All this passed through her mind while Magdalen listened, and pronounced-
"That is brilliant-a clever touch-only-"
"Yes, that is Vera-I know what you are noticing, but this is only amusement; she is not taking pains."
"It is very clever-especially as probably she has no music. But there-"
"Polly's? Oh, yes; she is really steady-going. That is just what you will find her. This is a charming room, sister; thank you very much."
"Make it your home, my dear."
But in reality they were not much nearer together than before the conference.

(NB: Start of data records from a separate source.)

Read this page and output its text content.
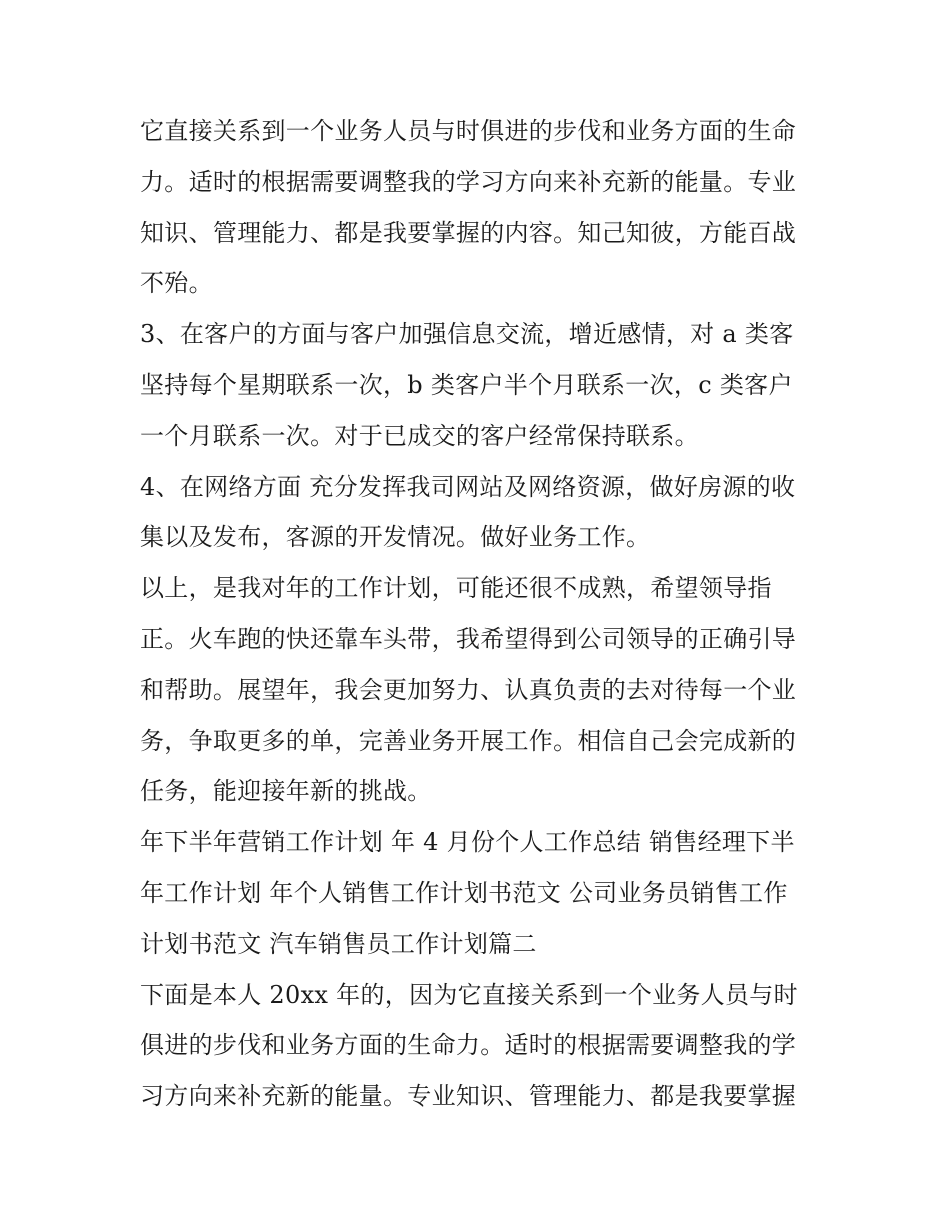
它直接关系到一个业务人员与时俱进的步伐和业务方面的生命
力。适时的根据需要调整我的学习方向来补充新的能量。专业
知识、管理能力、都是我要掌握的内容。知己知彼，方能百战
不殆。
3、在客户的方面与客户加强信息交流，增近感情，对 a 类客
坚持每个星期联系一次，b 类客户半个月联系一次，c 类客户
一个月联系一次。对于已成交的客户经常保持联系。
4、在网络方面 充分发挥我司网站及网络资源，做好房源的收
集以及发布，客源的开发情况。做好业务工作。
以上，是我对年的工作计划，可能还很不成熟，希望领导指
正。火车跑的快还靠车头带，我希望得到公司领导的正确引导
和帮助。展望年，我会更加努力、认真负责的去对待每一个业
务，争取更多的单，完善业务开展工作。相信自己会完成新的
任务，能迎接年新的挑战。
年下半年营销工作计划 年 4 月份个人工作总结 销售经理下半
年工作计划 年个人销售工作计划书范文 公司业务员销售工作
计划书范文 汽车销售员工作计划篇二
下面是本人 20xx 年的，因为它直接关系到一个业务人员与时
俱进的步伐和业务方面的生命力。适时的根据需要调整我的学
习方向来补充新的能量。专业知识、管理能力、都是我要掌握
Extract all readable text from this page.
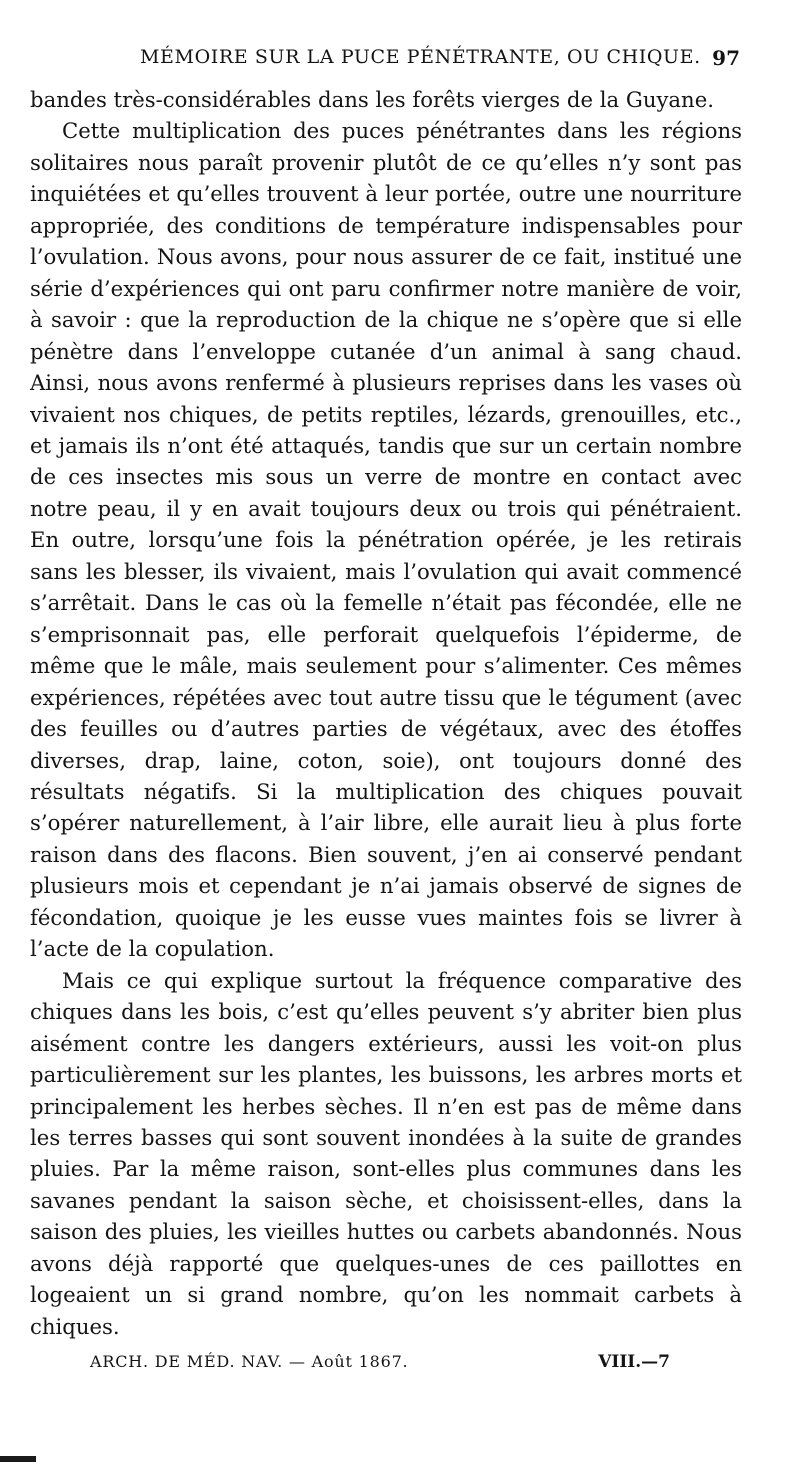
MÉMOIRE SUR LA PUCE PÉNÉTRANTE, OU CHIQUE. 97

bandes très-considérables dans les forêts vierges de la Guyane.

Cette multiplication des puces pénétrantes dans les régions solitaires nous paraît provenir plutôt de ce qu’elles n’y sont pas inquiétées et qu’elles trouvent à leur portée, outre une nourriture appropriée, des conditions de température indispensables pour l’ovulation. Nous avons, pour nous assurer de ce fait, institué une série d’expériences qui ont paru confirmer notre manière de voir, à savoir : que la reproduction de la chique ne s’opère que si elle pénètre dans l’enveloppe cutanée d’un animal à sang chaud. Ainsi, nous avons renfermé à plusieurs reprises dans les vases où vivaient nos chiques, de petits reptiles, lézards, grenouilles, etc., et jamais ils n’ont été attaqués, tandis que sur un certain nombre de ces insectes mis sous un verre de montre en contact avec notre peau, il y en avait toujours deux ou trois qui pénétraient. En outre, lorsqu’une fois la pénétration opérée, je les retirais sans les blesser, ils vivaient, mais l’ovulation qui avait commencé s’arrêtait. Dans le cas où la femelle n’était pas fécondée, elle ne s’emprisonnait pas, elle perforait quelquefois l’épiderme, de même que le mâle, mais seulement pour s’alimenter. Ces mêmes expériences, répétées avec tout autre tissu que le tégument (avec des feuilles ou d’autres parties de végétaux, avec des étoffes diverses, drap, laine, coton, soie), ont toujours donné des résultats négatifs. Si la multiplication des chiques pouvait s’opérer naturellement, à l’air libre, elle aurait lieu à plus forte raison dans des flacons. Bien souvent, j’en ai conservé pendant plusieurs mois et cependant je n’ai jamais observé de signes de fécondation, quoique je les eusse vues maintes fois se livrer à l’acte de la copulation.

Mais ce qui explique surtout la fréquence comparative des chiques dans les bois, c’est qu’elles peuvent s’y abriter bien plus aisément contre les dangers extérieurs, aussi les voit-on plus particulièrement sur les plantes, les buissons, les arbres morts et principalement les herbes sèches. Il n’en est pas de même dans les terres basses qui sont souvent inondées à la suite de grandes pluies. Par la même raison, sont-elles plus communes dans les savanes pendant la saison sèche, et choisissent-elles, dans la saison des pluies, les vieilles huttes ou carbets abandonnés. Nous avons déjà rapporté que quelques-unes de ces paillottes en logeaient un si grand nombre, qu’on les nommait carbets à chiques.

ARCH. DE MÉD. NAV. — Août 1867.	VIII.—7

CHAPTER VII-SISTER AND SISTERS
"Have we not all, amid earth's petty strife,
Some pure ideal of a nobler life?
We lost it in the daily jar and fact,
And now live idly in a vain regret."
ADELAIDE PROCTER.
Agatha was so much absorbed in her preparation for St. Robert's that she did not pay very much heed to her younger sisters or their relations with Magdalen. She had induced them to submit to the regulation of their studies with her pretty much as if she had been Mrs. Best, looking upon her, however, as something out of date, and hardly up to recent opinions, not realising that, of late, Magdalen's world had been a wide one.
Perhaps, in Agatha's feelings, there was an undercurrent inherited from her mother, who had always felt the better connected, better educated step-daughter, a sort of alien element, exciting jealousy by her companionship to her father, and after his death, apt to be regarded as a scarcely willing, and perhaps censorious pay-master.
"Your sister might call it too expensive." "I must ask your sister." "No, your sister does not think she can afford it. I am sure she might. Her expenses must be nothing." All this had been no preparation for full sisterly confidence with "Sister," even when a sort of grudging gratitude was extracted, and Agatha had been quite old enough to imbibe an undefined antagonism, though, being a sensible girl, she repressed the manifestations, kept her sisters in order and taught them not to love but to submit, and herself remained in a state of civil coolness, without an approach beyond formal signs of affection, and such confidence.
It was the more disappointing to Magdalen, because Agatha and Paulina both showed so much unconscious likeness to their father, not only in features, but in little touches of gesture and manner. She longed to pet them, and say, "Oh, my dears, how like papa!" but the only time she attempted it, she was met by a severe, uncomprehending look and manner.
And Agatha went away to Oxford without any thawing on her part.
The only real ground that had been gained was with little Thekla, who was soon very fond of "Sister," and depended on her more and more for sympathy and amusement. Girls of seventeen and sixteen do not delight in the sports of nine-year-olds, except in the case of special pets and protégées, and Thekla was snubbed when a partner was required to assist in doll's dramas, or in evening games. Only "Sister" would play unreservedly with her, unaware or unheeding that this was looked on as keeping up the métier of governess. Indeed, Thekla's reports of schoolroom murmurs and sneers about the M.A. had to be silenced. Peace and good will could best be guarded by closed ears. Yet, even then, Thekla missed child companionship, and, even more, competition, the lack of which rendered her dull and listless over her lessons, and when reproved, she would beg to be sent to school, or, at least, to attend the High School on her bicycle. Not admiring the manners or the attainments of the specimens before her, Magdalen felt bound to refuse, and the sisters' pity kept alive the grievance.